Front anticonservateur - Plusieurs milliers de personnes manifestent à Montréal leur crainte d'un gouvernement Harper majoritaire

Plusieurs artistes ont participé hier à la manifestation organisée par une vingtaine d’organisations, de collectifs et de groupes divers.
Photo: Jacques Grenier Plusieurs artistes ont participé hier à la manifestation organisée par une vingtaine d’organisations, de collectifs et de groupes divers.

Alors que Stephen Harper s'offrait une journée de congé, plus de 5000 personnes — selon les organisateurs — ont manifesté hier dans les rues de la métropole, contre les politiques conservatrices du Parti conservateur du Canada.

La vingtaine d'organisations syndicales, de groupes environnementaux, de collectifs opposés à la guerre en Afghanistan et de groupes d'artistes se sont approprié le slogan du premier ministre terre-neuvien, Danny Williams, et ont appelé les Québécois et les Canadiens à voter pour «n'importe qui sauf les conservateurs».

«Votez pour dire oui à l'environnement, oui à la culture, oui à la paix, oui aux droits des femmes, des autochtones, des enfants de 14 ans, oui à un monde un peu meilleur. Nous voulons tout simplement un gouvernement qui ne nous fasse pas honte», a lancé le comédien Emmanuel Bilodeau devant des milliers de personnes massées sur l'esplanade de la Place des arts à l'issue d'une manifestation de quelques kilomètres dans les rues du centre-ville de Montréal.

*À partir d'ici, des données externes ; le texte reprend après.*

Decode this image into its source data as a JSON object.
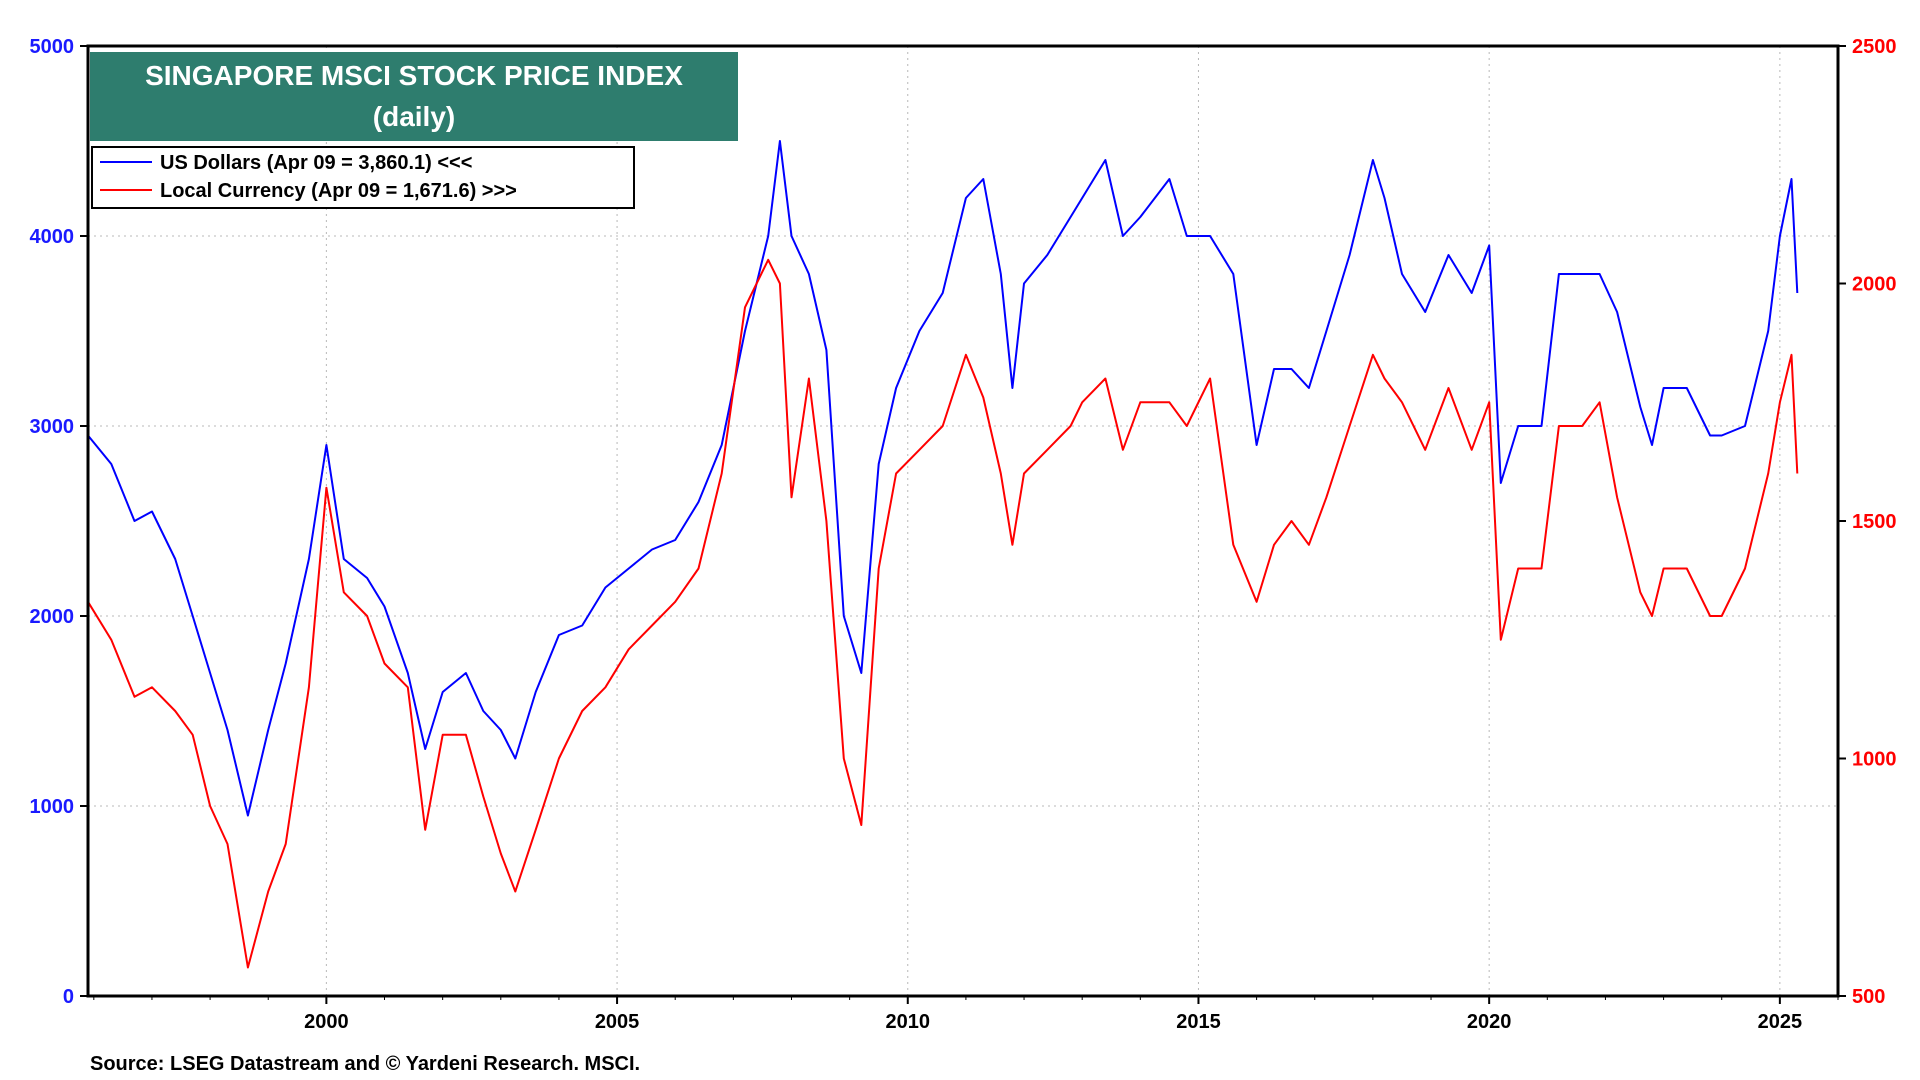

La foule était attendue par Richard Séguin, Paul Piché, Mara Tremblay, Vincent Vallières, Alexandre Désilets et Coral Egan. Les interprètes ont prêté leur voix et leurs chansons et ont vivement dénoncé les politiques du PCC.

«Si les artistes se sont joints à ce rassemblement-là [hier], c'est bien sûr par solidarité, mais c'est aussi pour donner sa juste place à notre culture, à notre droit de la faire vivre, au droit de tous les citoyens de permettre aux arts d'embellir leur vie, a affirmé le président de l'Union des artistes (UDA), Raymond Legault, qui ne digère toujours pas les récentes compressions en culture. «Avoir accès aux arts et à la culture, c'est un droit fondamental.»

«À peine quelques mois de pouvoir, [à la tête] d'un gouvernement minoritaire. Nous avons tous vu ce qu'il a pu faire en matières autochtones. Imaginez ce que serait un gouvernement majoritaire de M. Harper», a pour sa part affirmé le chef régional de l'Assemblée des Premières Nations Québec-Labrador, Ghislain Picard. Le leader autochtone juge inacceptable que le Canada refuse, au même titre que les États-Unis, l'Australie et la Nouvelle-Zélande, de ratifier la Déclaration des Nations unies sur les droits des peuples autochtones et d'avoir déchiré l'Accord de Kelowna intervenu en 2006 entre le gouvernement de Paul Martin, les gouvernements provinciaux et territoriaux et les leaders autochtones.

Ghislain Picard a affirmé que les Premières Nations sont «victimes de représailles» depuis qu'elles s'inscrivent en faux devant les décisions du gouvernement Harper. «On pensait avoir tout vu avec le Livre blanc de Jean Chrétien en 1969, qui suggérait littéralement l'assimilation de nos peuples. Mais non, on n'a pas tout vu: on a aujourd'hui un gouvernement qui n'a jamais été aussi colonialiste et oppressant», a affirmé Ghislain Picard.

La liste des doléances de la Fédération des femmes du Québec (FFQ) est aussi très longue. La FFQ condamne notamment le gouvernement de Stephen Harper d'avoir aboli le programme national de services de garde. La FFQ s'inquiète aussi que de nouveaux projets de loi privés qui visent à restreindre le droit des femmes à l'avortement soient déposés par des députés conservateurs. Tous les députés conservateurs sauf quatre avaient voté en faveur du projet de loi C-484 sur les enfants non encore nés victimes d'actes criminels, a rappelé la FFQ.

«Si on élit un gouvernement conservateur majoritaire, on peut être certaines que [le recul] va se poursuivre. Pour nous, l'État est un acteur majeur dans les gestes qu'on doit poser pour éliminer la discrimination à l'égard des femmes. Or, la vision conservatrice qui est défendue par Stephen Harper, c'est moins d'État, moins de programmes sociaux», a affirmé, hier, la présidente de la FFQ, Michèle Asselin, qui appelle à battre les conservateurs.

Le chef du bloc québécois, Gilles Duceppe, a respecté le caractère non partisan de l'événement en refusant de s'adresser à la presse. Son petit-fils Émile sur ses épaules, Gilles Duceppe a écouté les chanteurs et orateurs qui se sont succédé sur la scène.